SPORT1: Bundestrainer Joachim Löw meinte kürzlich, dass man Sie "nicht aus den Augen verlieren" würde. Ist eine DFB-Rückkehr für Sie realistisch?
Götze: Für mich ist wichtig, was gerade in Eindhoven passiert. Dass ich fit bin, spiele und Leistung bringe ist das A und O. Alles andere kann ich nicht beurteilen. Wenn die Leistung im Verein stimmt, kommen automatisch die nächsten Schritte. Jogi hat sich jetzt dazu geäußert, das ist das Wichtigste. Denn er ist der Trainer und entscheidet es am Ende. Ich nehme wahr, dass er meine Leistungen positiv bewertet.
SPORT1: Die Nationalmannschaft sorgt derzeit für wenig Begeisterung im Land. Was muss passieren, damit sich das ändert?

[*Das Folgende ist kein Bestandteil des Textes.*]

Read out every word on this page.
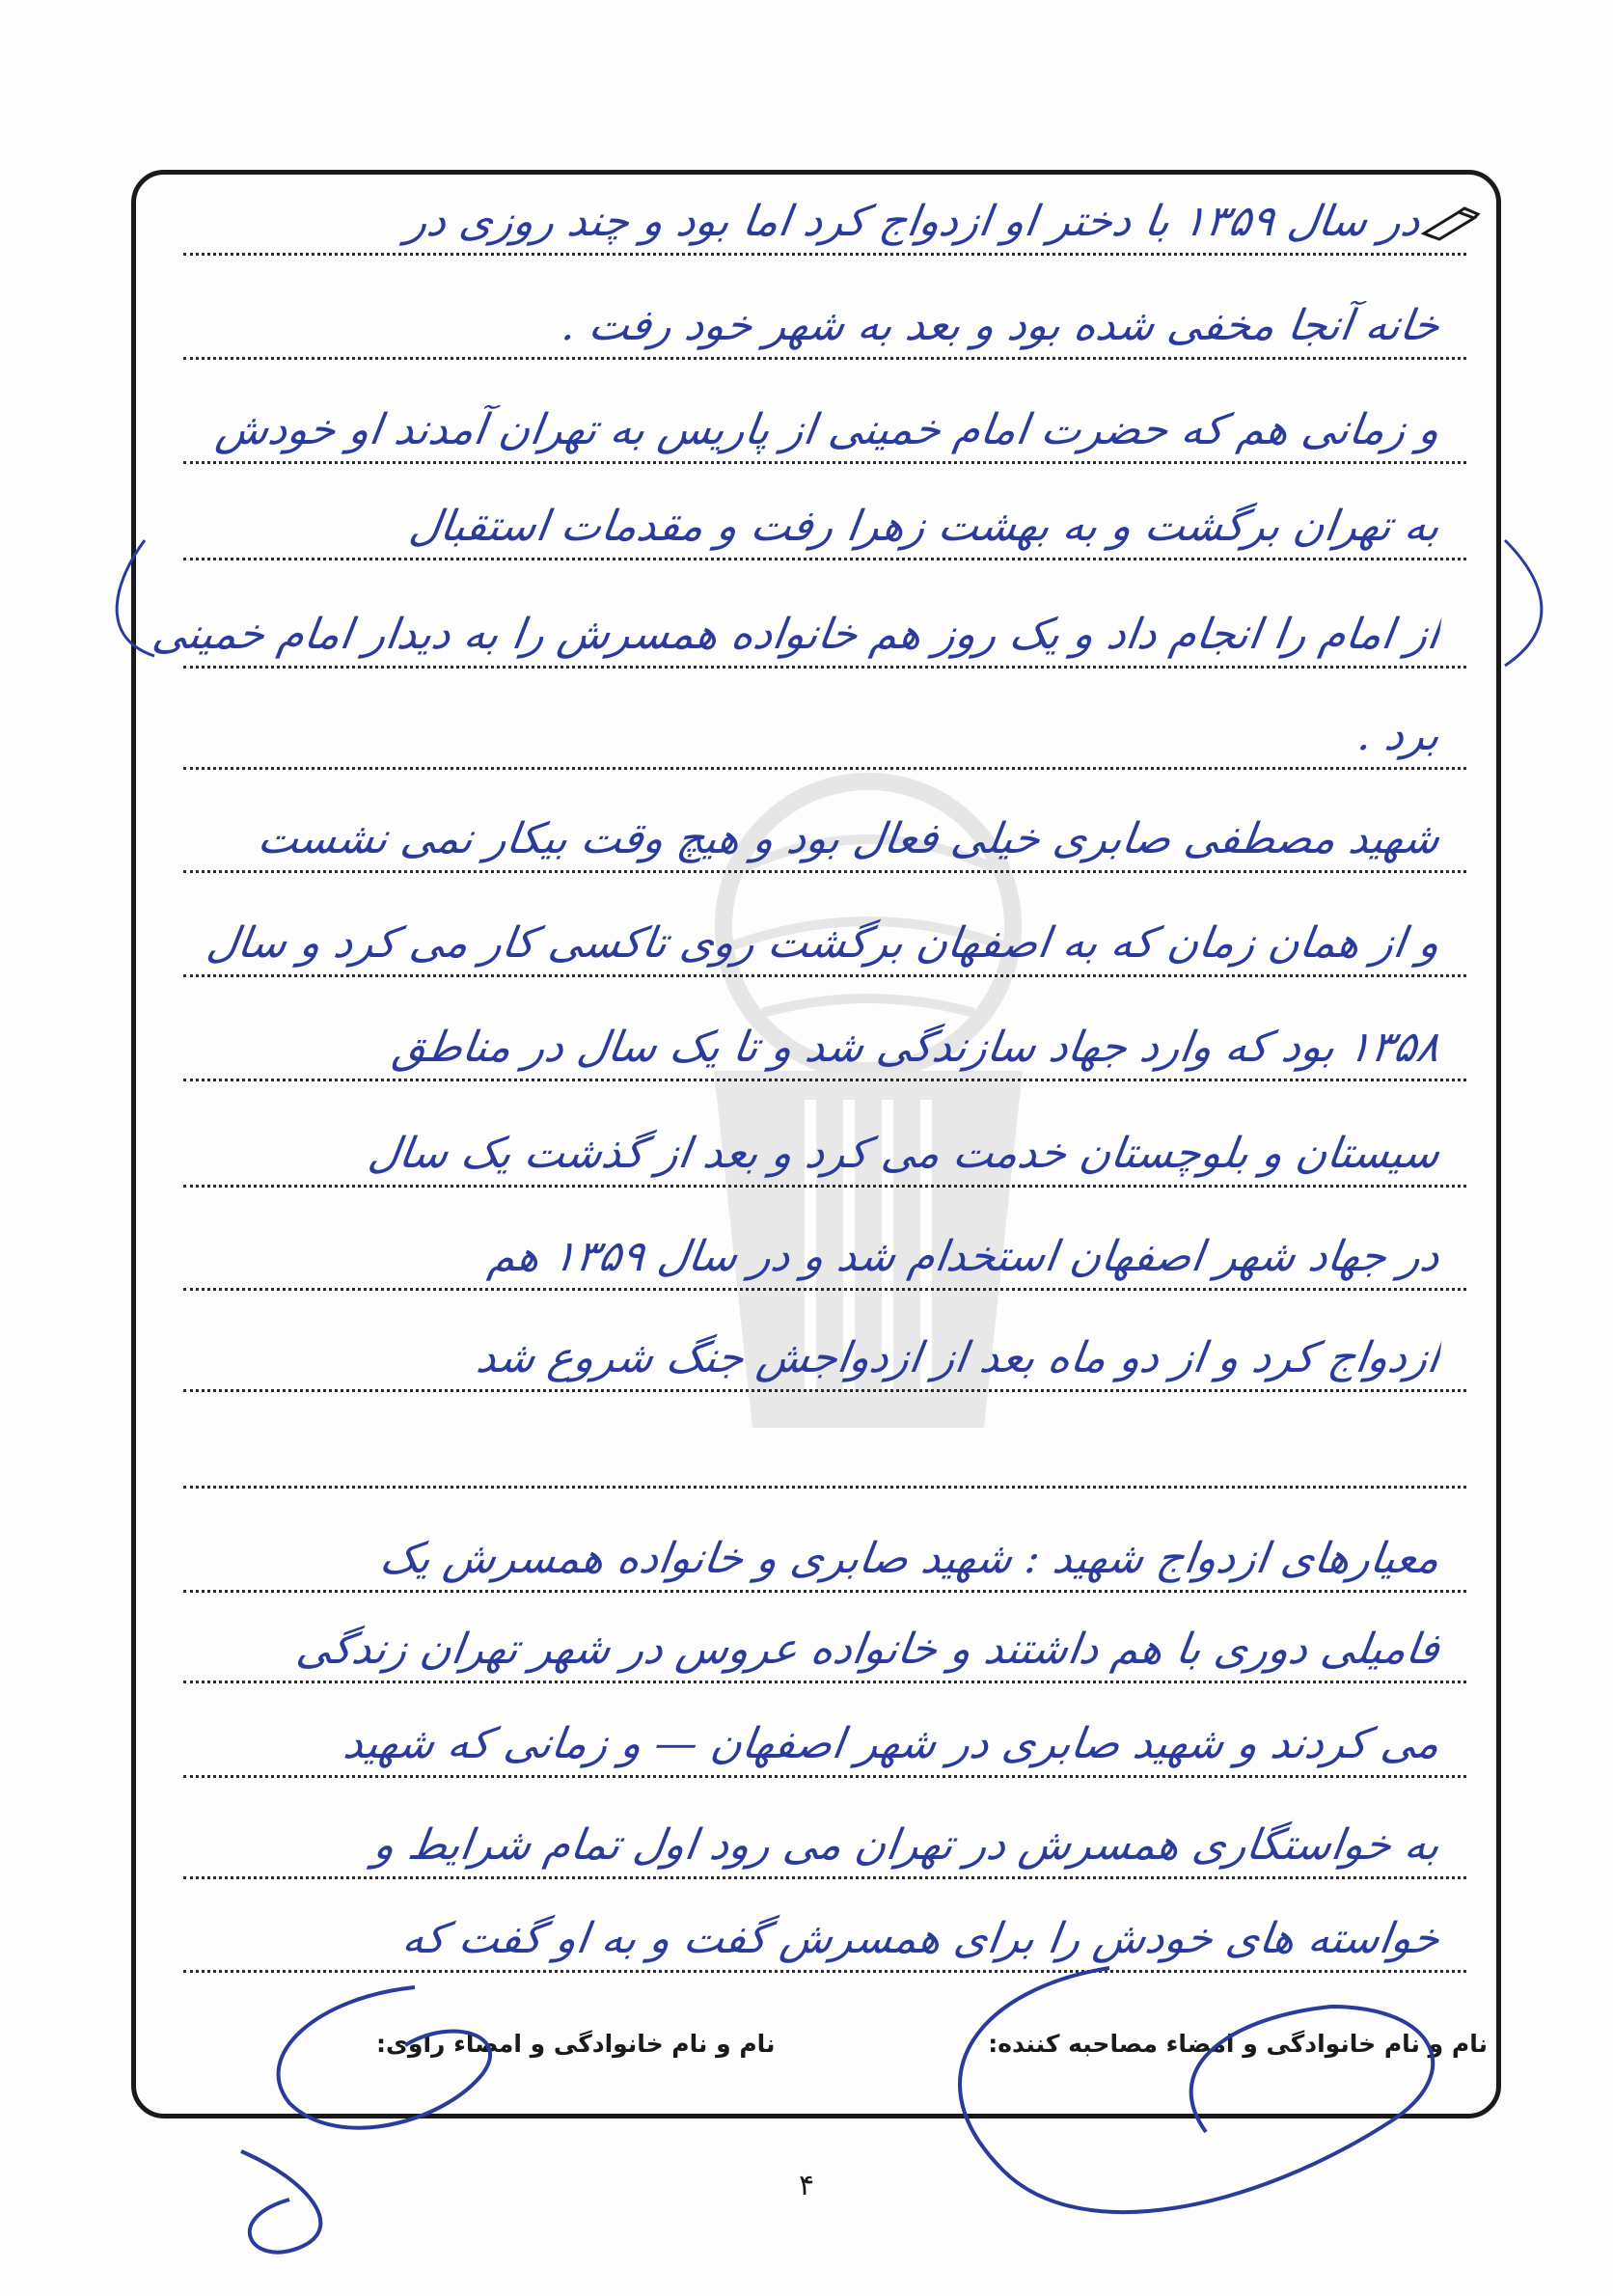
در سال ۱۳۵۹ با دختر او ازدواج کرد اما بود و چند روزی در
خانه آنجا مخفی شده بود و بعد به شهر خود رفت .
و زمانی هم که حضرت امام خمینی از پاریس به تهران آمدند او خودش
به تهران برگشت و به بهشت زهرا رفت و مقدمات استقبال
از امام را انجام داد و یک روز هم خانواده همسرش را به دیدار امام خمینی
برد .
شهید مصطفی صابری خیلی فعال بود و هیچ وقت بیکار نمی نشست
و از همان زمان که به اصفهان برگشت روی تاکسی کار می کرد و سال
۱۳۵۸ بود که وارد جهاد سازندگی شد و تا یک سال در مناطق
سیستان و بلوچستان خدمت می کرد و بعد از گذشت یک سال
در جهاد شهر اصفهان استخدام شد و در سال ۱۳۵۹ هم
ازدواج کرد و از دو ماه بعد از ازدواجش جنگ شروع شد
معیارهای ازدواج شهید : شهید صابری و خانواده همسرش یک
فامیلی دوری با هم داشتند و خانواده عروس در شهر تهران زندگی
می کردند و شهید صابری در شهر اصفهان — و زمانی که شهید
به خواستگاری همسرش در تهران می رود اول تمام شرایط و
خواسته های خودش را برای همسرش گفت و به او گفت که
نام و نام خانوادگی و امضاء مصاحبه کننده:
نام و نام خانوادگی و امضاء راوی:
۴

Götze: Wenn das so einfach zu beantworten ist, würden sie es beim DFB sofort umsetzen. Die Mannschaft befindet sich in einem Prozess, man muss ihr Zeit geben. Man darf auch nicht vergessen, wo man herkommt. Ein Umbruch braucht Zeit – das Problem im Fußball ist nur, dass man die normalerweise nicht hat. Die Nationalmannschaft ist auf einem sehr guten Weg.